La toile de fond ? Mais quelques chiffres y suffisent. J'ai sous les yeux la différence, pendant le premier semestre 1965, entre les prévisions budgétaires et les réalisations. Pour les droits de douane, 469 millions de dirhams en prévision, 180,8 en réalisation. Pour les impôts indirects, 584 millions de dirhams en prévision, 138 millions en réalisation. Pour les monopoles d’État, 326 millions de dirhams en prévision, 68,5 en réalisation. Ne soyons pas surpris que pour un total de 2 296 millions, 802,9 aient seulement été réalisés, soit à peine plus du tiers au lieu de la moitié.

Un retard spectaculaire sur le Plan n'est pas propre au Maroc. Nous en connaissons quelque chose en France. Quand même, voici encore des chiffres et nous nous excusons de leur aridité. Pour la période quinquennale, il aurait fallu investir 3 090 millions de dirhams, seulement 786 l'ont été effectivement, c'est-à-dire que les investissements n'ont pas atteint 25% de ce qu'ils auraient dû être.

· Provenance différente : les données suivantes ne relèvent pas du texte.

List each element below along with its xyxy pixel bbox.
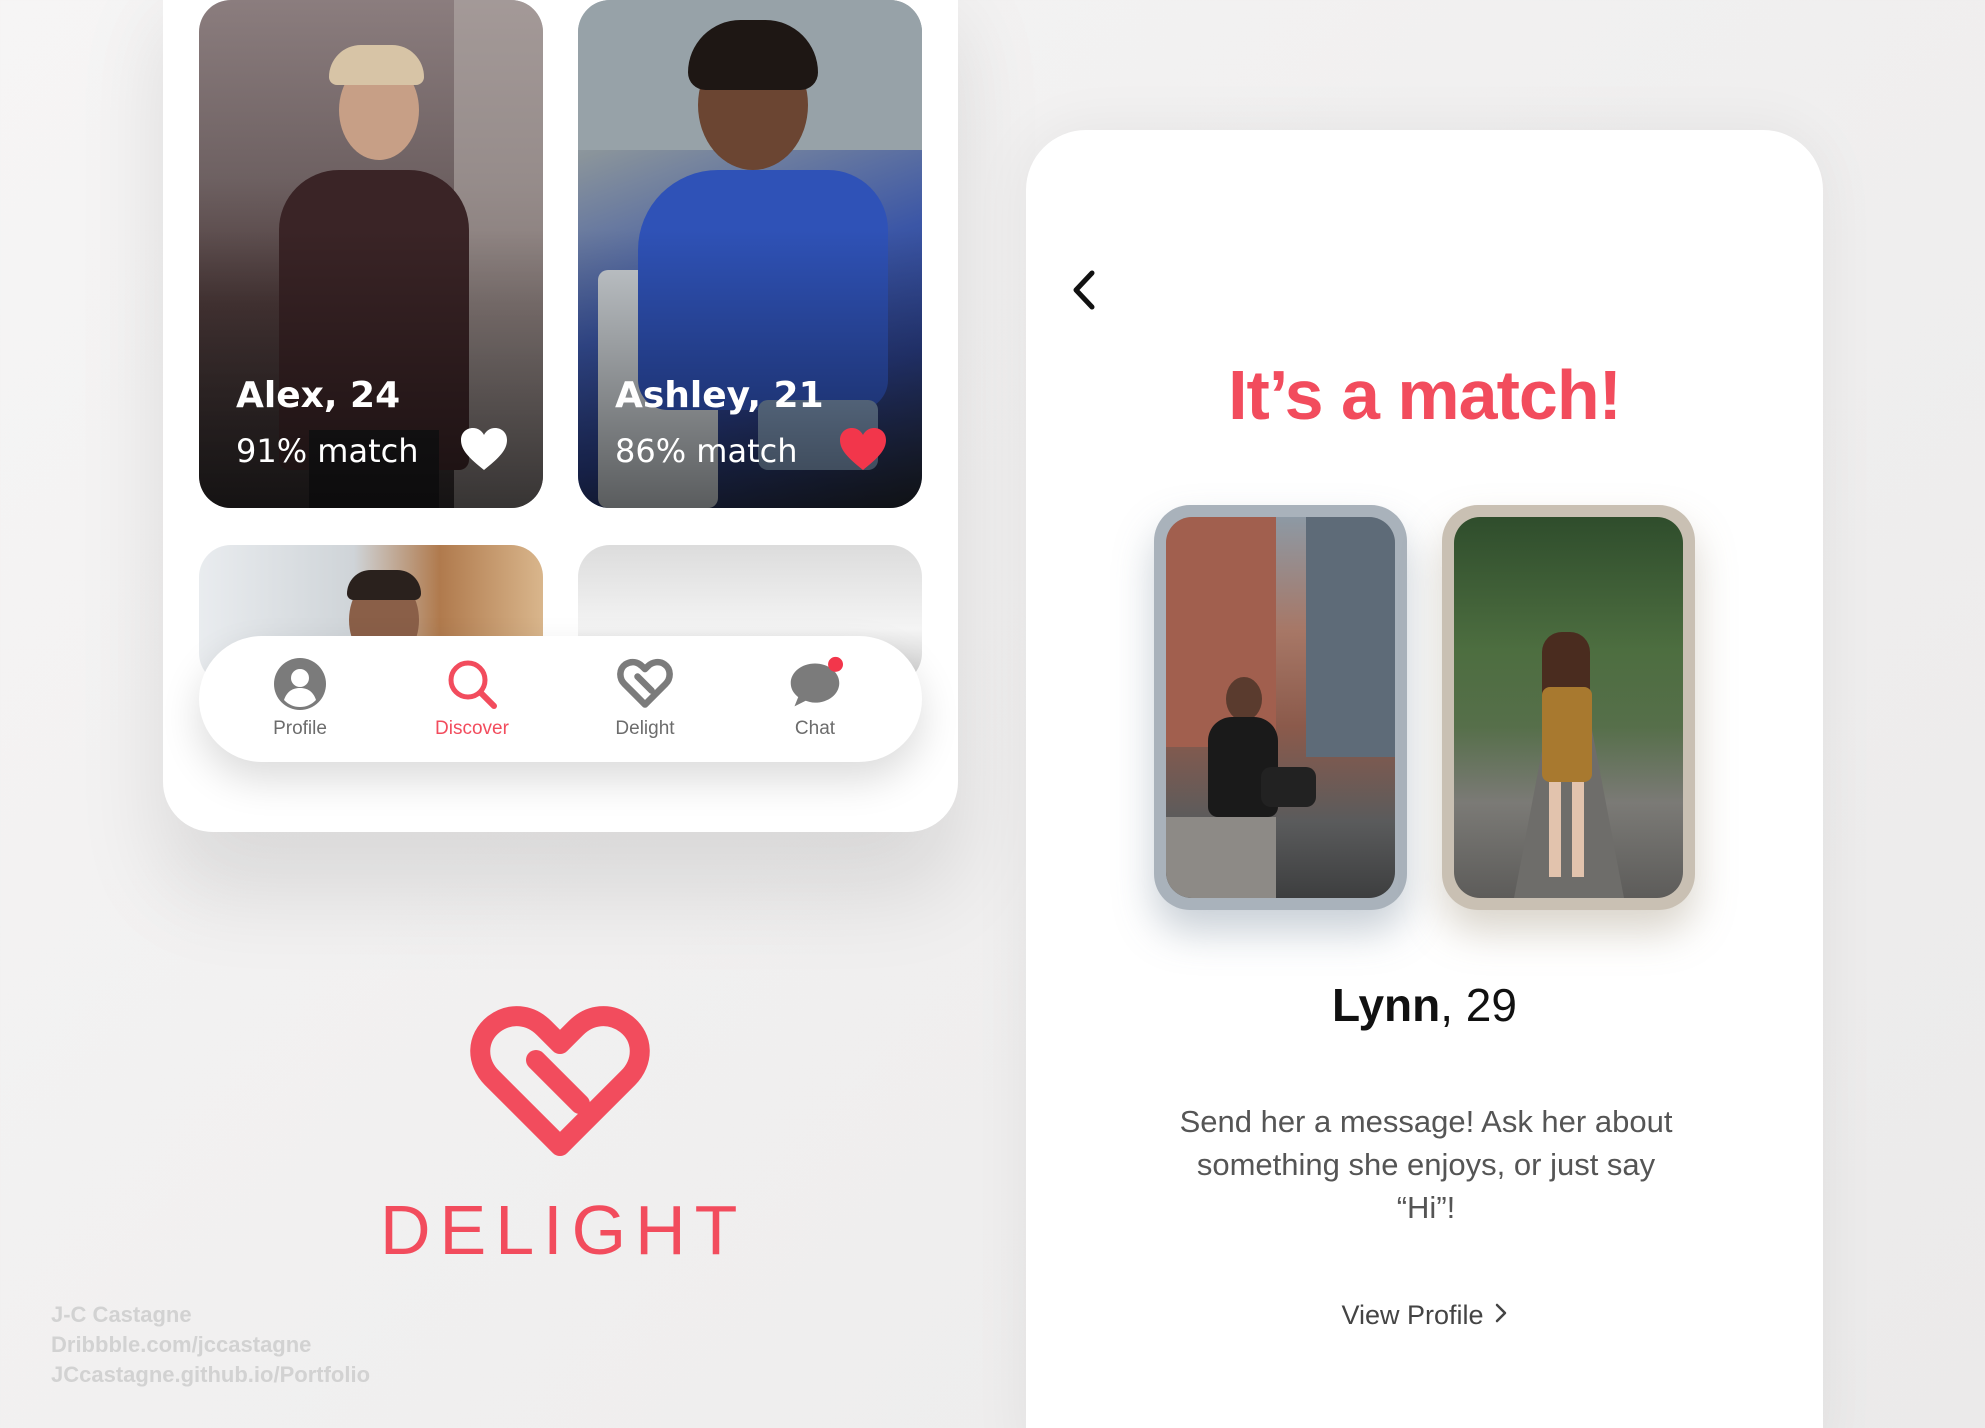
- credit-author: J-C Castagne: [51, 1302, 192, 1327]
- heart-filled-icon[interactable]: [838, 426, 888, 472]
- delight-logo-icon: [470, 1006, 650, 1156]
- person-age: , 29: [1440, 979, 1517, 1031]
- match-person-name: Lynn, 29: [1026, 978, 1823, 1032]
- search-icon: [448, 660, 497, 709]
- tab-chat[interactable]: Chat: [745, 656, 885, 746]
- card-match-percent: 86% match: [615, 432, 798, 470]
- back-arrow-icon[interactable]: [1064, 265, 1104, 315]
- tab-discover[interactable]: Discover: [402, 656, 542, 746]
- tab-label: Chat: [794, 718, 836, 739]
- card-match-percent: 91% match: [236, 432, 419, 470]
- tab-label: Delight: [615, 718, 675, 739]
- credit-dribbble-link[interactable]: Dribbble.com/jccastagne: [51, 1330, 370, 1360]
- tab-profile[interactable]: Profile: [230, 656, 370, 746]
- bottom-tab-bar: Profile Discover Delight Chat: [199, 636, 922, 762]
- tab-label: Profile: [273, 718, 327, 739]
- match-photo: [1454, 517, 1683, 898]
- profile-icon: [274, 658, 326, 710]
- my-photo: [1166, 517, 1395, 898]
- card-name: Ashley, 21: [615, 375, 824, 416]
- heart-outline-icon[interactable]: [459, 426, 509, 472]
- delight-heart-icon: [617, 658, 673, 708]
- match-title: It’s a match!: [1228, 356, 1622, 434]
- my-photo-frame: [1154, 505, 1407, 910]
- notification-badge: [828, 656, 843, 672]
- credit-portfolio-link[interactable]: JCcastagne.github.io/Portfolio: [51, 1360, 370, 1390]
- view-profile-link[interactable]: View Profile: [1026, 1300, 1823, 1331]
- tab-delight[interactable]: Delight: [575, 656, 715, 746]
- match-photo-frame: [1442, 505, 1695, 910]
- tab-label: Discover: [435, 718, 509, 739]
- card-name: Alex, 24: [236, 375, 401, 416]
- discover-screen: Alex, 24 91% match Ashley, 21 86% match: [163, 0, 958, 832]
- profile-card-ashley[interactable]: Ashley, 21 86% match: [578, 0, 922, 508]
- chevron-right-icon: [1495, 1303, 1506, 1323]
- person-first-name: Lynn: [1332, 979, 1441, 1031]
- profile-card-alex[interactable]: Alex, 24 91% match: [199, 0, 543, 508]
- brand-wordmark: DELIGHT: [380, 1191, 747, 1269]
- match-screen: It’s a match! Lynn, 29 Send her a messag…: [1026, 130, 1823, 1428]
- view-profile-label: View Profile: [1341, 1300, 1484, 1330]
- author-credits: J-C Castagne Dribbble.com/jccastagne JCc…: [51, 1300, 370, 1390]
- chat-icon: [790, 656, 843, 707]
- match-message: Send her a message! Ask her about someth…: [1179, 1104, 1673, 1225]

Et le prix de la vie monte. Au cours du mois de septembre, à Casablanca, dernier mois dont j'ai les indices sous les yeux, la vie a haussé de 1% par rapport au mois d'août, et dans le secteur alimentaire, le plus important, de 1,8%. Le record des prix a été atteint par les pommes de terre (de qualité des plus médiocres) à 90 francs le kilo.

A quoi bon poursuivre ces litanies ? Quelques faits à présent. La misère est telle qu'une distribution de papier goudronné dans les bidonvilles, pour tenter d'éviter les effets de la pluie, a dégénéré presque en émeute. Le Maroc s'enlise dans un sous-développement, et lui, si près naguère de s’accrocher au train des pays développés, a vu décroître spectaculairement son niveau de vie. Il en résulte une crise de sous-consommation. C'est ainsi que l'industrie lainière se trouve en grave surproduction par suite de la disparition du  marché intérieur, et cela malgré une totale prohibition d'importation. La misère fait « boule de neige » et la sous-consommation enfante le chômage. Que d'histoires navrantes je pourrais conter sur la faim, la vraie faim qui sévit aussi bien dans les campagnes qu'à Casablanca.

Cette situation peut-elle trouver un remède ? On se déplace encore pour voir le roi passer avec la brillante série de ses dignitaires. Les spectacles gratuits ne sont pas si nombreux et, quelques minutes, on en oublie son ventre creux. Pourtant, on croit encore en Hassan II. La fidélité à la personne du souverain, la religion monarchique peuvent encore être l'instrument d'une renaissance. Pour un temps du moins, et pour un temps assez court. Il faut faire vite et comprendre, pendant le dernier répit qui reste, qu'à notre époque le faste n'est plus, même aux yeux des masses, une liturgie génératrice de puissance, mais qu'on commence à parler en termes d'efficacité. Or, la suppression physique de la misère serait plus efficace que celle des hommes qui la dénoncent.